The 1992–93 FA Premier League was the inaugural season of the Premier League, the top division of English football. The season began on 15 August 1992 and ended on 11 May 1993. The league was made up of the 22 clubs that broke away from The Football League at the end of the 1991–92 season. The new league was backed up by a five-year, £305 million deal with BSkyB to televise Premier League matches. In concept, the Premier League was identical to the old First Division of the Football League, which was now reduced to three divisions.
In May 1992, the breakaway league signed a broadcasting rights contract with British Sky Broadcasting and the BBC valued at £304 million, the largest such agreement in the history of British sport. The league's executive committee was unable, however, to secure title sponsorship for the new competition after eight clubs blocked a proposed £13 million deal with brewers Bass. Nonetheless, clubs began to utilise their dramatically increased wealth to fund a series of high-profile transfers.

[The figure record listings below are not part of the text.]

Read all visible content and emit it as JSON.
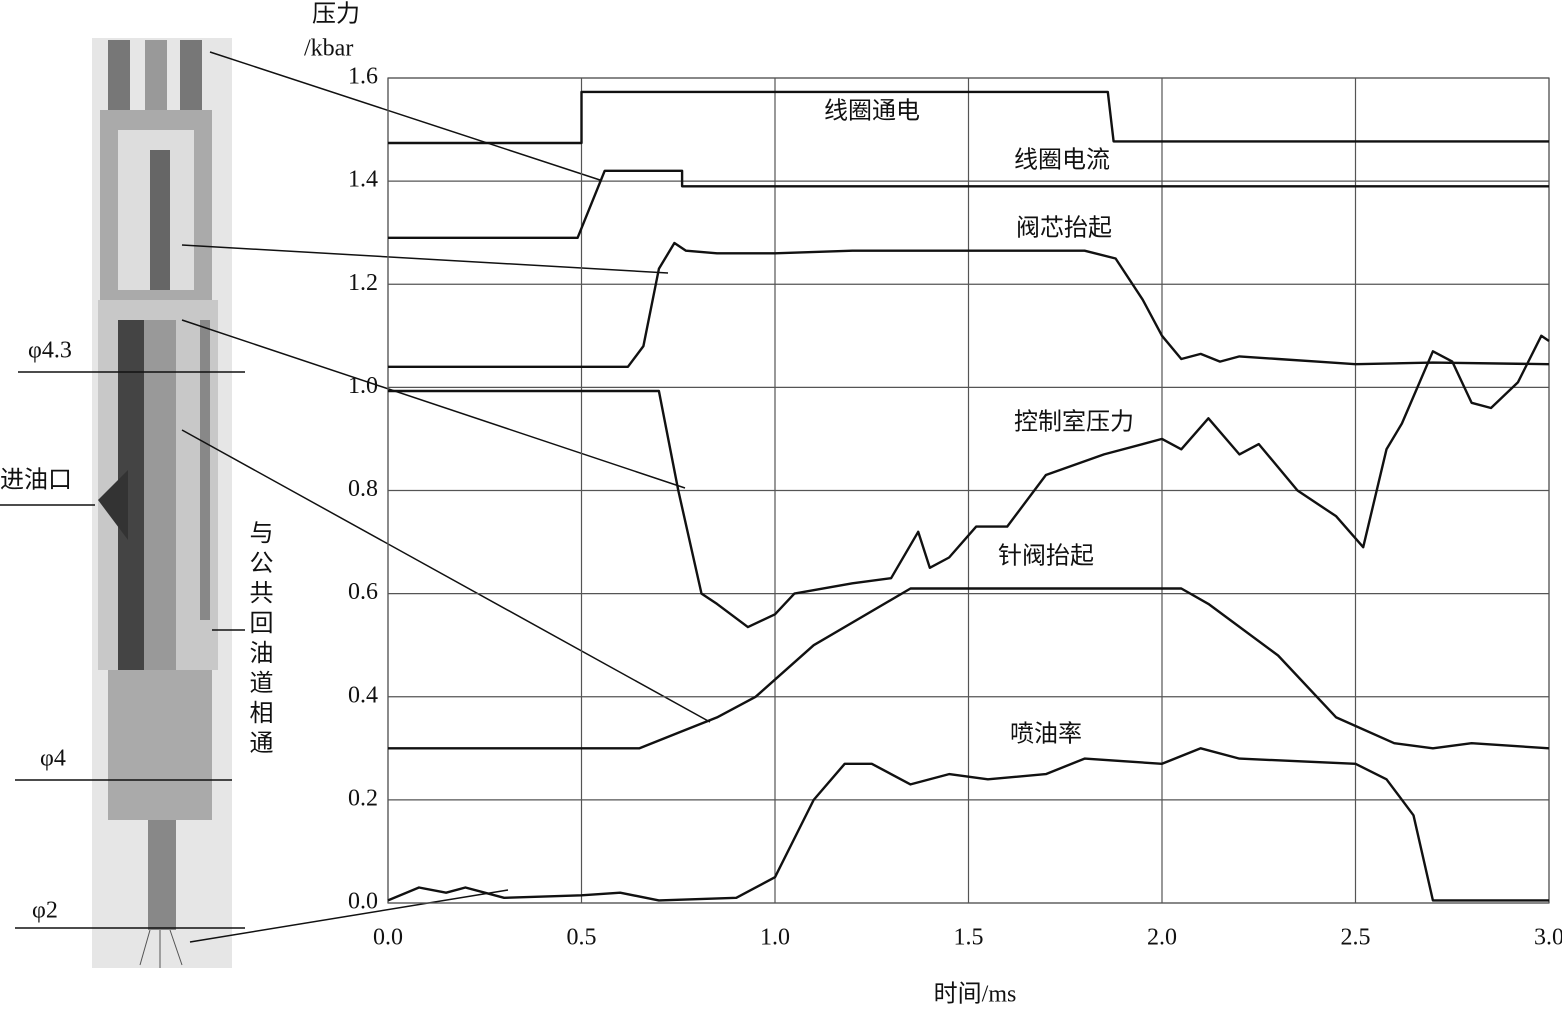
{
  "chart_data": {
    "type": "line",
    "y_label_top": "压力",
    "y_label_unit": "/kbar",
    "x_label": "时间/ms",
    "xlim": [
      0,
      3.0
    ],
    "ylim": [
      0,
      1.6
    ],
    "xticks": [
      {
        "value": 0,
        "label": "0.0"
      },
      0.5,
      {
        "value": 1,
        "label": "1.0"
      },
      1.5,
      {
        "value": 2,
        "label": "2.0"
      },
      2.5,
      {
        "value": 3,
        "label": "3.0"
      }
    ],
    "yticks": [
      {
        "value": 0,
        "label": "0.0"
      },
      0.2,
      0.4,
      0.6,
      0.8,
      {
        "value": 1,
        "label": "1.0"
      },
      1.2,
      1.4,
      1.6
    ],
    "grid": true,
    "color": "#111111",
    "series": [
      {
        "name": "线圈通电",
        "x": [
          0,
          0.5,
          0.5,
          1.86,
          1.875,
          3.0
        ],
        "values": [
          1.474,
          1.474,
          1.573,
          1.573,
          1.477,
          1.477
        ]
      },
      {
        "name": "线圈电流",
        "x": [
          0,
          0.49,
          0.56,
          0.76,
          0.76,
          3.0
        ],
        "values": [
          1.29,
          1.29,
          1.42,
          1.42,
          1.39,
          1.39
        ]
      },
      {
        "name": "阀芯抬起",
        "x": [
          0,
          0.62,
          0.66,
          0.7,
          0.74,
          0.77,
          0.85,
          1.0,
          1.2,
          1.5,
          1.8,
          1.88,
          1.95,
          2.0,
          2.05,
          2.1,
          2.15,
          2.2,
          2.3,
          2.4,
          2.5,
          2.7,
          3.0
        ],
        "values": [
          1.04,
          1.04,
          1.08,
          1.23,
          1.28,
          1.265,
          1.26,
          1.26,
          1.265,
          1.265,
          1.265,
          1.25,
          1.17,
          1.1,
          1.055,
          1.065,
          1.05,
          1.06,
          1.055,
          1.05,
          1.045,
          1.048,
          1.045
        ]
      },
      {
        "name": "控制室压力",
        "x": [
          0,
          0.7,
          0.75,
          0.81,
          0.85,
          0.93,
          1.0,
          1.05,
          1.2,
          1.3,
          1.37,
          1.4,
          1.45,
          1.52,
          1.6,
          1.7,
          1.85,
          2.0,
          2.05,
          2.12,
          2.2,
          2.25,
          2.35,
          2.45,
          2.52,
          2.58,
          2.62,
          2.7,
          2.75,
          2.8,
          2.85,
          2.92,
          2.98,
          3.0
        ],
        "values": [
          0.993,
          0.993,
          0.8,
          0.6,
          0.58,
          0.535,
          0.56,
          0.6,
          0.62,
          0.63,
          0.72,
          0.65,
          0.67,
          0.73,
          0.73,
          0.83,
          0.87,
          0.9,
          0.88,
          0.94,
          0.87,
          0.89,
          0.8,
          0.75,
          0.69,
          0.88,
          0.93,
          1.07,
          1.05,
          0.97,
          0.96,
          1.01,
          1.1,
          1.09
        ]
      },
      {
        "name": "针阀抬起",
        "x": [
          0,
          0.65,
          0.75,
          0.85,
          0.95,
          1.1,
          1.35,
          2.05,
          2.12,
          2.3,
          2.45,
          2.6,
          2.7,
          2.8,
          3.0
        ],
        "values": [
          0.3,
          0.3,
          0.33,
          0.36,
          0.4,
          0.5,
          0.61,
          0.61,
          0.58,
          0.48,
          0.36,
          0.31,
          0.3,
          0.31,
          0.3
        ]
      },
      {
        "name": "喷油率",
        "x": [
          0,
          0.08,
          0.15,
          0.2,
          0.3,
          0.5,
          0.6,
          0.7,
          0.9,
          1.0,
          1.1,
          1.18,
          1.25,
          1.35,
          1.45,
          1.55,
          1.7,
          1.8,
          2.0,
          2.1,
          2.2,
          2.5,
          2.58,
          2.65,
          2.7,
          3.0
        ],
        "values": [
          0.005,
          0.03,
          0.02,
          0.03,
          0.01,
          0.015,
          0.02,
          0.005,
          0.01,
          0.05,
          0.2,
          0.27,
          0.27,
          0.23,
          0.25,
          0.24,
          0.25,
          0.28,
          0.27,
          0.3,
          0.28,
          0.27,
          0.24,
          0.17,
          0.005,
          0.005
        ]
      }
    ]
  },
  "diagram": {
    "labels": [
      "φ4.3",
      "进油口",
      "与公共回油道相通",
      "φ4",
      "φ2"
    ]
  }
}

Although the idea of a super league had been mentioned by football's governing bodies and evaluated by the media since the mid 1980s, plans for a new Premier League of 22 clubs were first unveiled by the Football Association in October 1990, and included in the Football Association's Blueprint for the Future of Football, published in June 1991. The majority of First Division clubs, particularly long-established top clubs including Arsenal and Manchester United, were in favour of a breakaway from the Football League, although Football League president Bill Fox criticised the planned Premier League as an attempt by the Football Association to "hijack" the First Division.